I don’t drive. Catrin’s house is only four miles from mine across country and I’m ridiculously tense. Nothing calms me like walking, which is odd, if you think of it, given that my first experience of crossing Falkland countryside on foot was one of the shittier episodes in my life.
But there is a world of difference, I’ve discovered in the intervening years, between crossing a strange land in the dark, wearing soaking-wet kit, heading towards an imminent and violent death and, on the other hand, hiking over moors I’ve learned to know, under a golden moon, with the scents of the sea mingling with those of the land.
As the sun disappears, just a gleam of silver on the horizon gives me a direction to aim in, but it’s enough. In about fifteen minutes I’ll hit a narrow river and that will take me more than halfway. At that point, I turn my back on the sunset, if any of it’s left then, and tab directly east to Catrin’s place.
I make good pro
gress, Queenie trotting along at my side, getting sidetracked now and again by scents and scufflings, but pitching up again when I whistle. The wind starts to pick up as we near the airport and from here I can see the lights of Stanley.

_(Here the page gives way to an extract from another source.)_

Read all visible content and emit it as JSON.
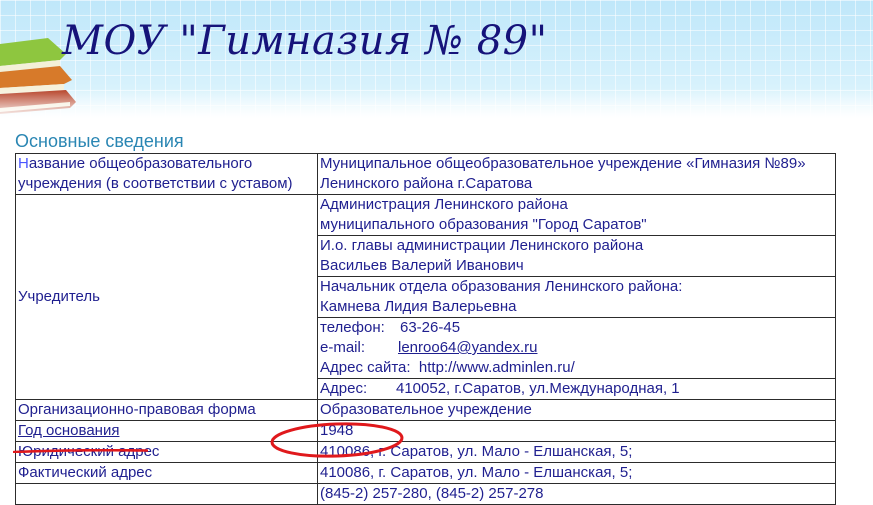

As the white outline of the house above Whalebone Bay comes into view, Queenie knows she’s nearly home. She’s running ahead as we find a thin, trodden path that takes us down to the garden edge. The night is so dark I can barely make out those bloody fish skeletons, even when we’re close. God, the press will have a field day when they see Catrin’s house. To anyone who bothers to look, the message is clearly anti-whaling, but a few carefully chosen camera angles and a bit of clever editing will tell a different story. They could easily give the impression she lives in a graveyard, make her out to be some sort of ghoul.
People here rarely lock their houses. I lock mine, but old habits die hard. Catrin never used to, but when I check the back door it doesn’t move, so I find the stone planter under the dining-room window and sure enough, the key is in its usual place.
Inside the house, Queenie runs around as though all sorts of stuff has been happening in her absence. She sniffs the floor, the walls, cupboard doors, races upstairs and comes thundering down a minute later. While she does that, I stand in the kitchen, getting my bearings. I’ve never been in here without Catrin. Without Catrin, it feels like a very different house.
I find Queenie’s food in the utility room, load up my rucksack then head upstairs. At the end of the corridor is a room with a white door. Closed.
I’ve never been in Catrin’s bedroom. On the few occasions we met here – usually it was at my house or on the boat – she took me into the spare room. As gestures of loyalty go, it always struck me as too little too late. I’d been inside his wife, for God’s sake, it was hardly going to matter if I went in his bed too, but if it was important to Catrin to preserve the distinction then I was happy to go along with it.